2023/03/12
デジタル時代の経営理念の浸透 2023
はじめに~オンラインと唱和の相性
経営理念の浸透方法として、全員での唱和があるだろう。
当グループでは、朝礼時に唱和してたが、今やオンライン。
各自、それぞれ自席での会議参加で唱和は難しい。
オンラインと唱和の相性は頗る良くない。
しかしながら、オンライン会議はとても便利である。
経営理念の唱和機会設定~経済は、人類を幸せに出来るのか?
そこで、月1回の経営会議前に全員で集合することとした。
昔の朝礼の形態を月に1回再現する。
経営理念の大事さを唱和を通じて確認する。
ダニエル・コーエン氏の「経済は、人類を幸せに出来るのか?」(2015年、作品社)を改めて読むと、理念の大切さが理解できる。
血液の在庫量を増やそうとした輸血センターの所長は、ある日、献血者に報奨金を出すことにした。
その結果、所長の予想に反して、献血者の人数が減ったのである。理由は、善意から献血に協力していたからだ。
献血が他者を思いやる行為からお金を稼ぐ行為に変質したのだ。
道徳心をもつ人物は席を外し、代わりにホモ・エコノミクス(経済的合理性のみに基づいて個人主義的に行動する人間像)がやって来たのである。
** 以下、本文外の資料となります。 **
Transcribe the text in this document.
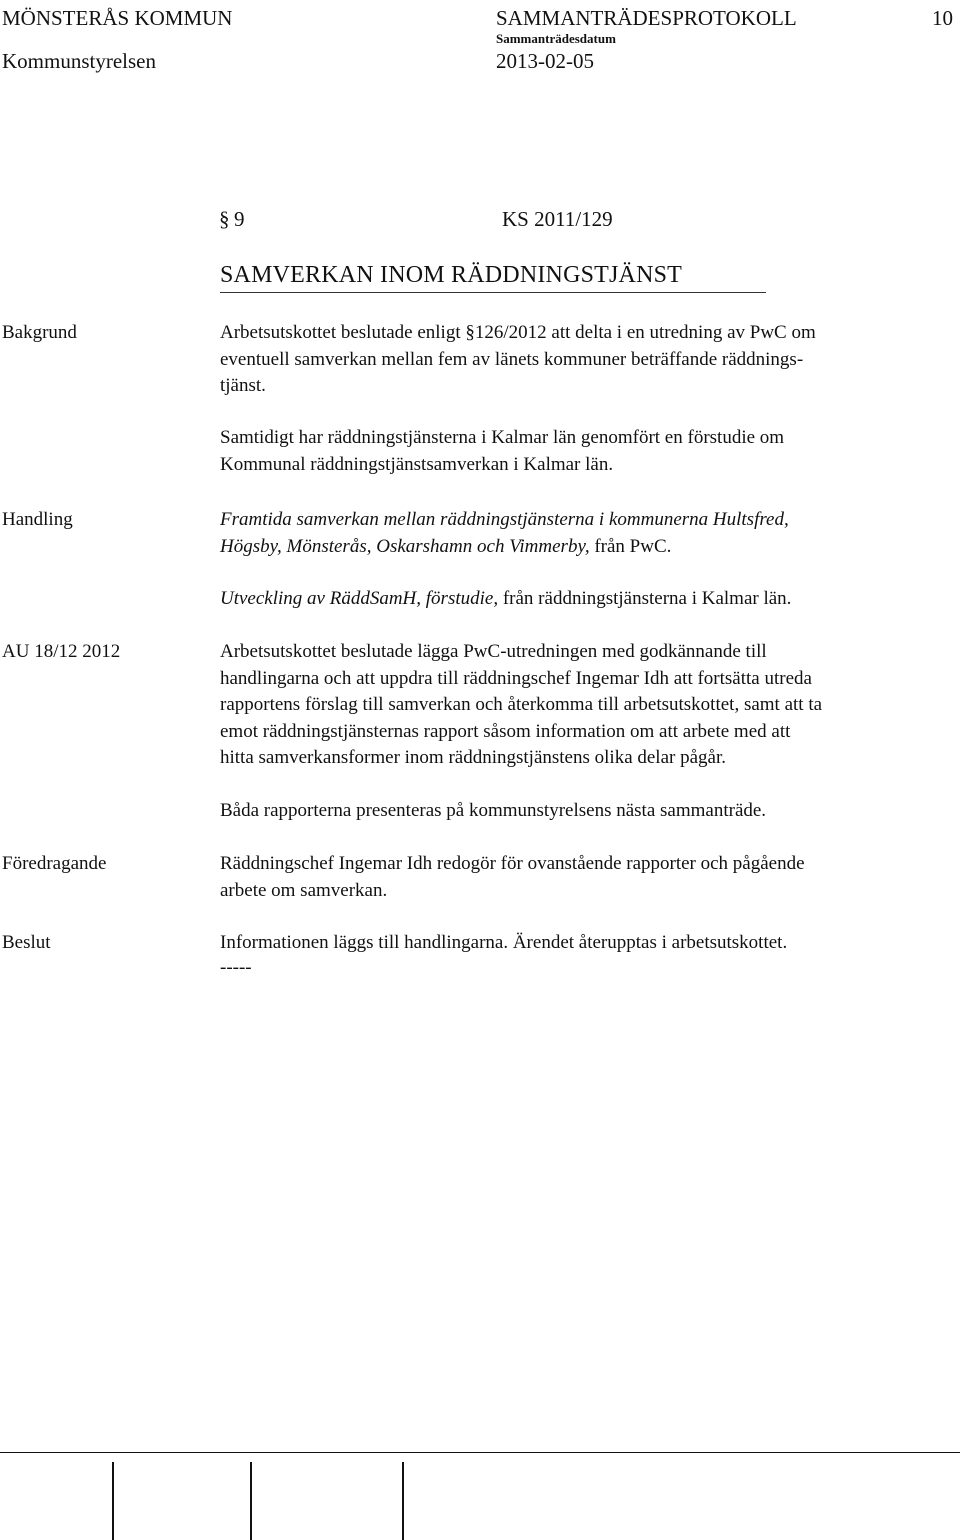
MÖNSTERÅS KOMMUN	SAMMANTRÄDESPROTOKOLL	10
Sammanträdesdatum
Kommunstyrelsen	2013-02-05
§ 9	KS 2011/129
SAMVERKAN INOM RÄDDNINGSTJÄNST
Bakgrund	Arbetsutskottet beslutade enligt §126/2012 att delta i en utredning av PwC om
eventuell samverkan mellan fem av länets kommuner beträffande räddnings-
tjänst.
Samtidigt har räddningstjänsterna i Kalmar län genomfört en förstudie om
Kommunal räddningstjänstsamverkan i Kalmar län.
Handling	Framtida samverkan mellan räddningstjänsterna i kommunerna Hultsfred,
Högsby, Mönsterås, Oskarshamn och Vimmerby, från PwC.
Utveckling av RäddSamH, förstudie, från räddningstjänsterna i Kalmar län.
AU 18/12 2012	Arbetsutskottet beslutade lägga PwC-utredningen med godkännande till
handlingarna och att uppdra till räddningschef Ingemar Idh att fortsätta utreda
rapportens förslag till samverkan och återkomma till arbetsutskottet, samt att ta
emot räddningstjänsternas rapport såsom information om att arbete med att
hitta samverkansformer inom räddningstjänstens olika delar pågår.
Båda rapporterna presenteras på kommunstyrelsens nästa sammanträde.
Föredragande	Räddningschef Ingemar Idh redogör för ovanstående rapporter och pågående
arbete om samverkan.
Beslut	Informationen läggs till handlingarna. Ärendet återupptas i arbetsutskottet.
-----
それぞれ別の役割をもつ彼ら2人が、同じ席に着くことはできないのだ。
チャールズ・ダーウィンは、人間を含む多くの動物種は「同一種の個体同士で協力し合うことがある」と主張し、これを「社交性および共感力」と名付けた。
経営理念の本質は、より高次な理念を社員全員で実現していくことである。
おわりに~
ダーウィンのかの有名な「唯一生き残ることができるのは、変化できる者である」という言葉を引用するまでもなく、オンライン時代の経営理念の浸透方法は、かつてとは当然に違うはずである。
月1回の唱和機会を設けたところで、経営理念の浸透などは出来ないかもしれない。
ただ、より高次の理念を実現していくという気概を持たなければ、ホモ・エコノミクスに成り下がり、長期利益の実現は出来ないと自戒しております。